Friday, 16 October 2015

Creating Dashboards In Salesforce That Really Work

Every day more and more companies start using Salesforce for handling customer relations in all phases of their business. This powerful software suite can even become the backbone of a company's entire information system with the right plug-ins and applications. Salesforce includes plenty of robust reporting features to help you convert all of your information into powerful insights. Effective dashboards are one of the most powerful reporting tools available to you in Salesforce. Here's how you should go about creating dashboards in Salesforce properly.

Choose Your Metrics Carefully

As you're probably already aware, a dashboard is simply a visual overview that combines choice Salesforce reports into a single at-a-glance tool that shows your business's current state of affairs. The basic nuts-and-bolts on creating dashboards in Salesforce is simple -- it usually requires very little besides dragging and dropping - so you should focus on *what* information to put on your dashboard rather than how or where your show it.

Different groups within your company will likely want to pay attention to different metrics. The best place for you to start your dashboard-building process is as close to the top as you can get. Survey executives and managers to find out which figures they pay attention to on a regular basis. These will be the perfect metrics to start with.

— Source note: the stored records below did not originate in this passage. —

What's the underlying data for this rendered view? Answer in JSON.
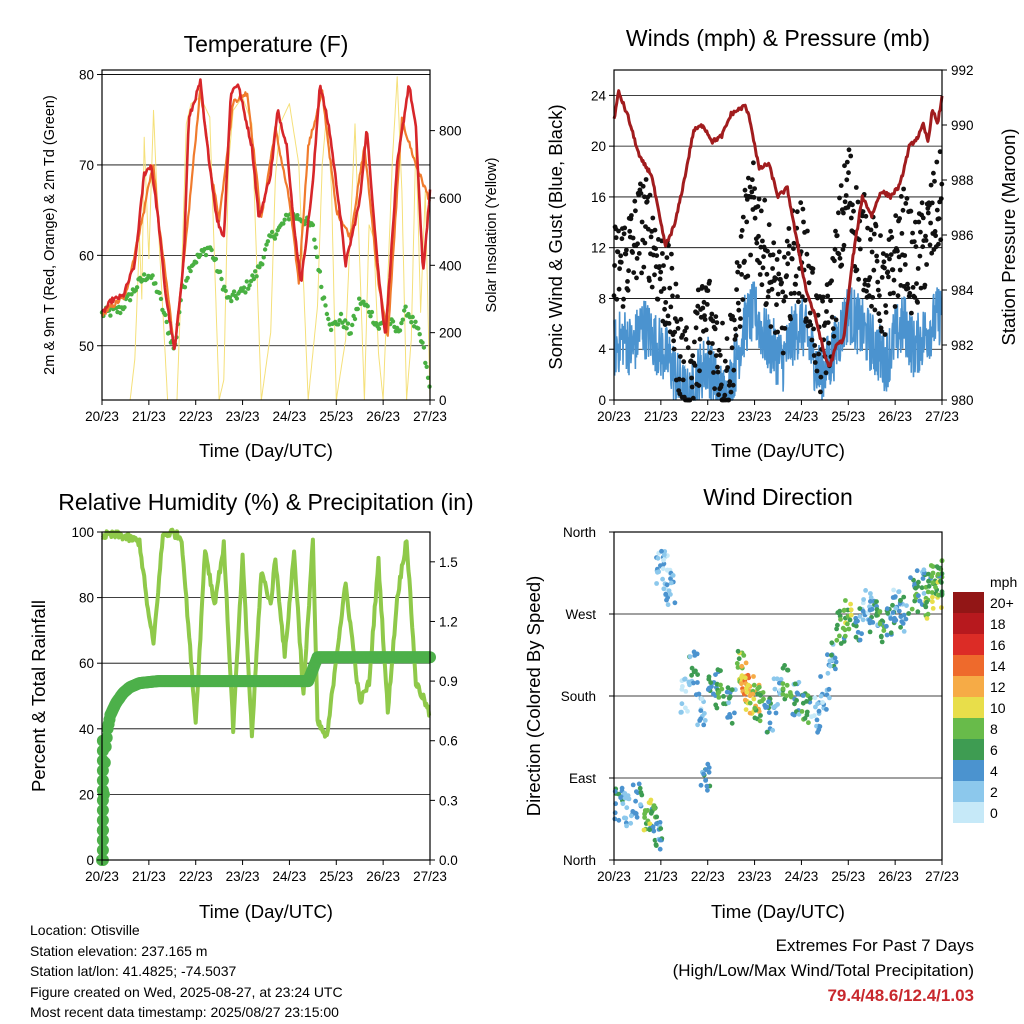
{
  "time_ticks": [
    "20/23",
    "21/23",
    "22/23",
    "23/23",
    "24/23",
    "25/23",
    "26/23",
    "27/23"
  ],
  "panels": {
    "temperature": {
      "title": "Temperature (F)",
      "xlabel": "Time (Day/UTC)",
      "ylabel": "2m & 9m T (Red, Orange) & 2m Td (Green)",
      "y2label": "Solar Insolation (Yellow)",
      "yticks": [
        "50",
        "60",
        "70",
        "80"
      ],
      "y2ticks": [
        "0",
        "200",
        "400",
        "600",
        "800"
      ]
    },
    "winds": {
      "title": "Winds (mph) & Pressure (mb)",
      "xlabel": "Time (Day/UTC)",
      "ylabel": "Sonic Wind & Gust (Blue, Black)",
      "y2label": "Station Pressure (Maroon)",
      "yticks": [
        "0",
        "4",
        "8",
        "12",
        "16",
        "20",
        "24"
      ],
      "y2ticks": [
        "980",
        "982",
        "984",
        "986",
        "988",
        "990",
        "992"
      ]
    },
    "humidity": {
      "title": "Relative Humidity (%) & Precipitation (in)",
      "xlabel": "Time (Day/UTC)",
      "ylabel": "Percent & Total Rainfall",
      "yticks": [
        "0",
        "20",
        "40",
        "60",
        "80",
        "100"
      ],
      "y2ticks": [
        "0.0",
        "0.3",
        "0.6",
        "0.9",
        "1.2",
        "1.5"
      ]
    },
    "direction": {
      "title": "Wind Direction",
      "xlabel": "Time (Day/UTC)",
      "ylabel": "Direction (Colored By Speed)",
      "yticks": [
        "North",
        "East",
        "South",
        "West",
        "North"
      ],
      "legend_title": "mph",
      "legend_labels": [
        "0",
        "2",
        "4",
        "6",
        "8",
        "10",
        "12",
        "14",
        "16",
        "18",
        "20+"
      ],
      "legend_colors": [
        "#c6e9f8",
        "#8cc8ec",
        "#4b93cf",
        "#3e9c52",
        "#68bb4a",
        "#e8de4a",
        "#f6ab46",
        "#ee6a2c",
        "#dc2c26",
        "#b7191e",
        "#921616"
      ]
    }
  },
  "info": {
    "location": "Location: Otisville",
    "elevation": "Station elevation: 237.165 m",
    "latlon": "Station lat/lon: 41.4825; -74.5037",
    "created": "Figure created on Wed, 2025-08-27, at 23:24 UTC",
    "recent": "Most recent data timestamp: 2025/08/27 23:15:00"
  },
  "extremes": {
    "title": "Extremes For Past 7 Days",
    "subtitle": "(High/Low/Max Wind/Total Precipitation)",
    "values": "79.4/48.6/12.4/1.03"
  },
  "chart_data": [
    {
      "type": "line",
      "title": "Temperature (F)",
      "xlabel": "Time (Day/UTC)",
      "ylabel": "2m & 9m T (Red, Orange) & 2m Td (Green)",
      "y2label": "Solar Insolation (Yellow)",
      "x_unit": "days since 20/23 UTC",
      "ylim": [
        44,
        80.5
      ],
      "y2lim": [
        0,
        980
      ],
      "series": [
        {
          "color": "#d7262a",
          "axis": "left",
          "x": [
            0,
            0.2,
            0.45,
            0.7,
            0.9,
            1.05,
            1.2,
            1.35,
            1.55,
            1.75,
            1.85,
            2.1,
            2.2,
            2.45,
            2.6,
            2.75,
            2.9,
            3.2,
            3.35,
            3.6,
            3.75,
            3.95,
            4.1,
            4.25,
            4.5,
            4.65,
            4.85,
            5.05,
            5.2,
            5.5,
            5.65,
            5.9,
            6.05,
            6.3,
            6.55,
            6.7,
            6.85,
            7.0
          ],
          "y": [
            53.5,
            55,
            55.5,
            59,
            69,
            70,
            64,
            56,
            49.3,
            60,
            75,
            79.2,
            74,
            64,
            62,
            78,
            79,
            72,
            64,
            69,
            76,
            72,
            63,
            57,
            68,
            79,
            74,
            66,
            59,
            66,
            74,
            58,
            51,
            70,
            79,
            74,
            58,
            67
          ]
        },
        {
          "color": "#f07b2d",
          "axis": "left",
          "x": [
            0,
            0.5,
            0.9,
            1.0,
            1.1,
            1.2,
            1.4,
            1.55,
            1.8,
            2.1,
            2.3,
            2.5,
            2.8,
            3.1,
            3.4,
            3.7,
            4.0,
            4.2,
            4.4,
            4.7,
            5.0,
            5.3,
            5.6,
            5.9,
            6.1,
            6.4,
            6.7,
            7.0
          ],
          "y": [
            53.5,
            55.5,
            65,
            68,
            70,
            64,
            56,
            49.5,
            62,
            78.5,
            70,
            64,
            77,
            78,
            64,
            74,
            66,
            57,
            72,
            78,
            65,
            62,
            72,
            57,
            51,
            75,
            70,
            66
          ]
        },
        {
          "color": "#49b042",
          "axis": "left",
          "dots": true,
          "x": [
            0,
            0.4,
            0.8,
            1.0,
            1.2,
            1.4,
            1.55,
            1.7,
            1.9,
            2.1,
            2.3,
            2.5,
            2.7,
            3.0,
            3.3,
            3.6,
            3.8,
            4.0,
            4.3,
            4.5,
            4.7,
            4.9,
            5.1,
            5.3,
            5.5,
            5.7,
            5.9,
            6.1,
            6.3,
            6.5,
            6.7,
            6.85,
            7.0
          ],
          "y": [
            53.5,
            54,
            57,
            58,
            56,
            52,
            49.5,
            56,
            59,
            60,
            61,
            58,
            55,
            56,
            58,
            62,
            63,
            64.5,
            64,
            63,
            56,
            52,
            53,
            51.5,
            55,
            54,
            52,
            53,
            51.5,
            54,
            52,
            50,
            45
          ]
        },
        {
          "color": "#f5e07a",
          "axis": "right",
          "x": [
            0.6,
            0.7,
            0.8,
            0.85,
            0.9,
            1.0,
            1.1,
            1.2,
            1.3,
            1.4,
            1.6,
            1.7,
            1.8,
            1.9,
            2.1,
            2.3,
            2.5,
            2.6,
            2.7,
            2.8,
            3.0,
            3.2,
            3.4,
            3.6,
            3.7,
            3.8,
            4.0,
            4.2,
            4.4,
            4.6,
            4.7,
            4.8,
            4.9,
            5.0,
            5.2,
            5.4,
            5.6,
            5.7,
            5.8,
            5.9,
            6.0,
            6.2,
            6.3,
            6.4,
            6.5,
            6.6,
            6.7,
            6.8,
            6.9,
            7.0
          ],
          "y": [
            0,
            120,
            480,
            300,
            780,
            420,
            860,
            520,
            260,
            0,
            0,
            380,
            820,
            880,
            900,
            840,
            0,
            60,
            700,
            860,
            900,
            820,
            0,
            200,
            660,
            820,
            880,
            700,
            0,
            280,
            700,
            860,
            620,
            0,
            180,
            820,
            0,
            520,
            480,
            140,
            0,
            720,
            960,
            620,
            0,
            180,
            780,
            260,
            620,
            0
          ]
        }
      ]
    },
    {
      "type": "line",
      "title": "Winds (mph) & Pressure (mb)",
      "xlabel": "Time (Day/UTC)",
      "ylabel": "Sonic Wind & Gust (Blue, Black)",
      "y2label": "Station Pressure (Maroon)",
      "x_unit": "days since 20/23 UTC",
      "ylim": [
        0,
        26
      ],
      "y2lim": [
        980,
        992
      ],
      "series": [
        {
          "color": "#4b93cf",
          "axis": "left",
          "x": [
            0,
            0.2,
            0.4,
            0.6,
            0.8,
            1.0,
            1.2,
            1.4,
            1.6,
            1.8,
            2.0,
            2.2,
            2.4,
            2.6,
            2.8,
            3.0,
            3.2,
            3.4,
            3.6,
            3.8,
            4.0,
            4.2,
            4.4,
            4.6,
            4.8,
            5.0,
            5.2,
            5.4,
            5.6,
            5.8,
            6.0,
            6.2,
            6.4,
            6.6,
            6.8,
            7.0
          ],
          "y": [
            4,
            5,
            4,
            6,
            5,
            4,
            3,
            1,
            0,
            2,
            3,
            1,
            0,
            3,
            6,
            7,
            5,
            4,
            3,
            5,
            6,
            4,
            2,
            3,
            5,
            7,
            6,
            5,
            4,
            3,
            5,
            6,
            4,
            5,
            6,
            7
          ]
        },
        {
          "color": "#111111",
          "axis": "left",
          "dots": true,
          "x": [
            0,
            0.2,
            0.4,
            0.6,
            0.8,
            1.0,
            1.2,
            1.4,
            1.6,
            1.8,
            2.0,
            2.2,
            2.4,
            2.6,
            2.8,
            3.0,
            3.2,
            3.4,
            3.6,
            3.8,
            4.0,
            4.2,
            4.4,
            4.6,
            4.8,
            5.0,
            5.2,
            5.4,
            5.6,
            5.8,
            6.0,
            6.2,
            6.4,
            6.6,
            6.8,
            7.0
          ],
          "y": [
            10,
            11,
            12,
            14,
            13,
            10,
            8,
            4,
            1,
            5,
            7,
            4,
            2,
            6,
            13,
            15,
            12,
            9,
            7,
            11,
            12,
            8,
            4,
            6,
            12,
            17,
            13,
            12,
            10,
            8,
            11,
            13,
            10,
            12,
            14,
            16
          ]
        },
        {
          "color": "#a11c1e",
          "axis": "right",
          "x": [
            0,
            0.1,
            0.3,
            0.55,
            0.8,
            1.0,
            1.1,
            1.3,
            1.5,
            1.7,
            1.9,
            2.1,
            2.3,
            2.5,
            2.8,
            2.9,
            3.1,
            3.3,
            3.5,
            3.7,
            3.9,
            4.1,
            4.3,
            4.5,
            4.6,
            4.75,
            4.9,
            5.1,
            5.3,
            5.5,
            5.7,
            5.9,
            6.1,
            6.3,
            6.5,
            6.6,
            6.7,
            6.8,
            6.9,
            7.0
          ],
          "y": [
            990.2,
            991.2,
            990.3,
            988.8,
            988.2,
            986.4,
            985.6,
            986.4,
            988,
            989.8,
            990,
            989.4,
            989.6,
            990.4,
            990.7,
            990.2,
            988.4,
            988.6,
            987.4,
            987.7,
            985.8,
            984,
            983,
            981.6,
            981.2,
            982,
            982.2,
            985.2,
            987.4,
            986.7,
            987.6,
            987.4,
            987.8,
            989.2,
            989.6,
            990,
            989.4,
            990.6,
            990,
            991
          ]
        }
      ]
    },
    {
      "type": "line",
      "title": "Relative Humidity (%) & Precipitation (in)",
      "xlabel": "Time (Day/UTC)",
      "ylabel": "Percent & Total Rainfall",
      "x_unit": "days since 20/23 UTC",
      "ylim": [
        0,
        100
      ],
      "y2lim": [
        0,
        1.65
      ],
      "series": [
        {
          "color": "#8fc94a",
          "axis": "left",
          "x": [
            0,
            0.4,
            0.8,
            1.0,
            1.1,
            1.3,
            1.5,
            1.7,
            2.0,
            2.2,
            2.4,
            2.6,
            2.8,
            3.0,
            3.2,
            3.4,
            3.6,
            3.7,
            3.9,
            4.1,
            4.3,
            4.5,
            4.6,
            4.8,
            5.0,
            5.2,
            5.5,
            5.7,
            5.9,
            6.1,
            6.3,
            6.5,
            6.7,
            6.9,
            7.0
          ],
          "y": [
            99,
            99,
            97,
            74,
            66,
            99,
            100,
            98,
            42,
            95,
            78,
            96,
            40,
            92,
            38,
            88,
            78,
            92,
            62,
            94,
            50,
            98,
            42,
            37,
            62,
            84,
            48,
            54,
            91,
            45,
            80,
            98,
            54,
            48,
            44
          ]
        },
        {
          "color": "#4db04a",
          "axis": "right",
          "dots": true,
          "x": [
            0,
            0.01,
            0.02,
            0.03,
            0.04,
            0.05,
            0.08,
            0.12,
            0.18,
            0.3,
            0.45,
            0.6,
            0.8,
            1.2,
            1.8,
            2.4,
            3.0,
            3.6,
            4.2,
            4.4,
            4.6,
            5.2,
            5.8,
            6.4,
            7.0
          ],
          "y": [
            0,
            0.05,
            0.15,
            0.25,
            0.33,
            0.45,
            0.57,
            0.66,
            0.73,
            0.79,
            0.84,
            0.87,
            0.89,
            0.9,
            0.9,
            0.9,
            0.9,
            0.9,
            0.9,
            0.9,
            1.02,
            1.02,
            1.02,
            1.02,
            1.02
          ]
        }
      ]
    },
    {
      "type": "scatter",
      "title": "Wind Direction",
      "xlabel": "Time (Day/UTC)",
      "ylabel": "Direction (Colored By Speed)",
      "x_unit": "days since 20/23 UTC",
      "ylim": [
        0,
        360
      ],
      "y_ticklabels": [
        "North",
        "East",
        "South",
        "West",
        "North"
      ],
      "color_scale": "speed (mph)",
      "points": [
        {
          "x": 0.1,
          "y": 60,
          "speed": 4
        },
        {
          "x": 0.3,
          "y": 55,
          "speed": 2
        },
        {
          "x": 0.5,
          "y": 65,
          "speed": 4
        },
        {
          "x": 0.7,
          "y": 50,
          "speed": 8
        },
        {
          "x": 0.85,
          "y": 40,
          "speed": 6
        },
        {
          "x": 0.95,
          "y": 30,
          "speed": 4
        },
        {
          "x": 1.0,
          "y": 320,
          "speed": 2
        },
        {
          "x": 1.1,
          "y": 315,
          "speed": 0
        },
        {
          "x": 1.2,
          "y": 300,
          "speed": 2
        },
        {
          "x": 1.5,
          "y": 180,
          "speed": 0
        },
        {
          "x": 1.7,
          "y": 210,
          "speed": 4
        },
        {
          "x": 1.85,
          "y": 165,
          "speed": 2
        },
        {
          "x": 1.95,
          "y": 90,
          "speed": 4
        },
        {
          "x": 2.1,
          "y": 185,
          "speed": 4
        },
        {
          "x": 2.3,
          "y": 190,
          "speed": 6
        },
        {
          "x": 2.5,
          "y": 170,
          "speed": 4
        },
        {
          "x": 2.7,
          "y": 215,
          "speed": 8
        },
        {
          "x": 2.8,
          "y": 200,
          "speed": 12
        },
        {
          "x": 2.9,
          "y": 185,
          "speed": 10
        },
        {
          "x": 3.0,
          "y": 175,
          "speed": 10
        },
        {
          "x": 3.1,
          "y": 170,
          "speed": 6
        },
        {
          "x": 3.3,
          "y": 160,
          "speed": 4
        },
        {
          "x": 3.5,
          "y": 180,
          "speed": 2
        },
        {
          "x": 3.7,
          "y": 195,
          "speed": 6
        },
        {
          "x": 3.9,
          "y": 175,
          "speed": 4
        },
        {
          "x": 4.1,
          "y": 165,
          "speed": 6
        },
        {
          "x": 4.3,
          "y": 160,
          "speed": 2
        },
        {
          "x": 4.5,
          "y": 185,
          "speed": 2
        },
        {
          "x": 4.65,
          "y": 225,
          "speed": 4
        },
        {
          "x": 4.85,
          "y": 255,
          "speed": 6
        },
        {
          "x": 5.0,
          "y": 270,
          "speed": 8
        },
        {
          "x": 5.2,
          "y": 260,
          "speed": 4
        },
        {
          "x": 5.4,
          "y": 280,
          "speed": 2
        },
        {
          "x": 5.55,
          "y": 265,
          "speed": 4
        },
        {
          "x": 5.7,
          "y": 255,
          "speed": 6
        },
        {
          "x": 5.9,
          "y": 265,
          "speed": 4
        },
        {
          "x": 6.05,
          "y": 280,
          "speed": 2
        },
        {
          "x": 6.2,
          "y": 270,
          "speed": 4
        },
        {
          "x": 6.4,
          "y": 290,
          "speed": 6
        },
        {
          "x": 6.55,
          "y": 300,
          "speed": 4
        },
        {
          "x": 6.7,
          "y": 285,
          "speed": 8
        },
        {
          "x": 6.8,
          "y": 305,
          "speed": 6
        },
        {
          "x": 6.9,
          "y": 295,
          "speed": 8
        },
        {
          "x": 7.0,
          "y": 310,
          "speed": 6
        }
      ]
    }
  ]
}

The KISS Principle Is In Full Effect When Creating Dashboards In Salesforce

Boiling down a system as complex as your business into just a handful of measurable statistics is a frightening prospect, but it has to be done. Your dashboards have to be simple in order to be effective. The more information you include, the further you get from the idea of presenting a snapshot of your company's current state. If dashboards need extensive analysis and interpretation, then they're not working properly.

The best way to keep your dashboards simple is to zero in on the figures that are most important to particular working groups. Remember, with Salesforce's flexible user roles you don't need to design a single dashboard that's supposed to fit every employee! You can customize dashboards for individual departments and teams so that they're presented only with the data they need.

Let Dashboards Evolve Over Time

While starting at the top is a good way to begin building your dashboards, you should expect to tweak and change them over time. The best input to follow as you do this is not necessarily at the executive level. The individual workers who input the data that feeds your dashboard metrics have the best understanding of exactly what the dashboards show.

You should meet regularly with the employees who feed fresh data into the system to find out what they think of your dashboards. You may discover that you're polling the wrong fields to measure a given metric, or that one of your metrics is better displayed in a different kind of dashboard report. As time goes on, you should be continuously improving your dashboards to make them into more useful -- but not more cluttered! -- reporting tools.

Salesforce is such a huge software suite that it can take time to really grasp all of the possibilities it makes available to you. Dashboards are a particularly important tool because they allow employees at every level to take advantage of Salesforce's robust reporting features without requiring any intensive training. Get started on creating dashboards in Salesforce today and show everyone in your organization what the program is really capable of!